A complaint was filed in Philadelphia on Friday by the trustees of the Connecticut-based Elizabeth McManus Holtzman Irrevocable Trust, the children of Elizabeth McManus Holtzman, and American painter Harry Holtzman, who sponsored Mondrian’s immigration to New York to escape Nazi persecution. After Mondrian’s death in 1944, Holtzman was named his executor and the sole heir to his estate.

The complaint states that Mondrian died four years after arriving in the United States, “unaware that he had any recourse to recover his prized painting. Similarly, Harry Holtzman also died without learning that Mondrian, and thus he, owned the painting.”

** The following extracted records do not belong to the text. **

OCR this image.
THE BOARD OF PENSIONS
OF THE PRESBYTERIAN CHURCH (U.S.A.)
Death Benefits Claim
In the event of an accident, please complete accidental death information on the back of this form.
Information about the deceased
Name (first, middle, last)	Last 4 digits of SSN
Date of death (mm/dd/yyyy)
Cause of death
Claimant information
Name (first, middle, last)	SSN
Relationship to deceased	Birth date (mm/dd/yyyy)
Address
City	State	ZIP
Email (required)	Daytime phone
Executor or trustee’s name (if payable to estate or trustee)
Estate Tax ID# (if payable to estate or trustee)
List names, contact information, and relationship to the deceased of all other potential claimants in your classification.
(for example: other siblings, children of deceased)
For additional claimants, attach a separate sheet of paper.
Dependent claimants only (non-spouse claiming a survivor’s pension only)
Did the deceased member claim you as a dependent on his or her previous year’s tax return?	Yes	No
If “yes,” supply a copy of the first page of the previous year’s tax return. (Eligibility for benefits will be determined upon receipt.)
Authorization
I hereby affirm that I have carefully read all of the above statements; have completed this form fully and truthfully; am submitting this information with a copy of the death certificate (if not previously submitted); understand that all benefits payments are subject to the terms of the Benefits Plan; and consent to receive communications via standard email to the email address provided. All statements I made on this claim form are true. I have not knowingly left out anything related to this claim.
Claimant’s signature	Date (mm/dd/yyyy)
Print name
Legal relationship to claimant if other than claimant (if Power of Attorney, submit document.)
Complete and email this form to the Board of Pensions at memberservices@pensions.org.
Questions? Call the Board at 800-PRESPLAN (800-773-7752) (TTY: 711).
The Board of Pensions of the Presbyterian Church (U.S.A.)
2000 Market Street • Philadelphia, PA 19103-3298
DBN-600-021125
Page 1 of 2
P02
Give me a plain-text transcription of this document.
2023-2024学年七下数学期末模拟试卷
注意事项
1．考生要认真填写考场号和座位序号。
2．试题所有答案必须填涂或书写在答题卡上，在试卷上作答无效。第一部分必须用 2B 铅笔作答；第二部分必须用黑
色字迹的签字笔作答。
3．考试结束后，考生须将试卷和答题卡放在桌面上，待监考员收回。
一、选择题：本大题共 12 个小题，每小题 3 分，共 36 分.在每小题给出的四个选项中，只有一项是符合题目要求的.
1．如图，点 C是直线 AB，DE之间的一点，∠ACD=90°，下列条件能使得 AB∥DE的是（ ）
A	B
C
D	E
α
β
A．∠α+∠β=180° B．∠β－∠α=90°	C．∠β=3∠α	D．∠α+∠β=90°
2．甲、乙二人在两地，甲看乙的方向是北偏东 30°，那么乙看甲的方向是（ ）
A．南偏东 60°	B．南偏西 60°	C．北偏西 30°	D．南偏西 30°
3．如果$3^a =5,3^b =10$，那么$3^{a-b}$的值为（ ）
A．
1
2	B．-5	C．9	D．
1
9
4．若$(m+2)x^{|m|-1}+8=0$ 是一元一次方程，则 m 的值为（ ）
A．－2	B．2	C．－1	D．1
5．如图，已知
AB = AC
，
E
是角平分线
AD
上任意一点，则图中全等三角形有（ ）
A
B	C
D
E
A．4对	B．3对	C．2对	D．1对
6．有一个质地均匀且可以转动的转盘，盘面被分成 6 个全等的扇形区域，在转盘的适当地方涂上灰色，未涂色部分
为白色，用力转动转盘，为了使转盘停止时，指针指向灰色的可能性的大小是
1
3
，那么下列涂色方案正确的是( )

One of the trustees bringing the lawsuit, Madalena Holtzman, said in a statement to ARTnews that this “great work by Mondrian was seized by the Nazis. We are greatly disappointed that we have been compelled to take legal action to enforce our rights.”

The PMA has forcefully rejected the accusation that Composition was acquired illegitimately. Holtzman, who died in 1987, did not challenge the PMA’s ownership of the painting, officials said.

In a statement to ARTnews, the museum said it “fully supports restoring artwork looted by the Nazi regime to its rightful owners, and we have done so in the past.” However, “the private trust that is suing the Museum has no legitimate claim to Composition with Blue by Piet Mondrian. In fact, the painting was purchased by A.E. Gallatin, a friend of the painter’s, who, with Mondrian’s full knowledge and continuous support displayed it publicly. Mondrian even volunteered to restore the work for Gallatin and expressed great pleasure with Gallatin’s stewardship of the painting.”

The museum said it will “vigorously defend against this meritless claim.”

Last year, the Kunstmuseen Krefeld faced a similar lawsuit filed by the estate seeking the forfeiture of four of the artist’s paintings loaned to the German institution in 1929. The lawsuit also sought damages for four additional works that were allegedly sold in the 1950s to finance the acquisitions of works by Marc Chagall, Henri Matisse, and Pablo Picasso. According to the heirs, the works surfaced in storage in 1947, but the museum neither notified the estate nor promptly listed the paintings in its inventory.

The heirs publicly claimed ownership rights to the Krefeld group in 2018, according to a report in the New York Times. The museum told the Times that the institution believes that the works were gifts from Mondrian, but did not have evidence to prove this claim. A spokesperson for the museum said that Mondrian “regularly gave away paintings for which he no longer had any use.”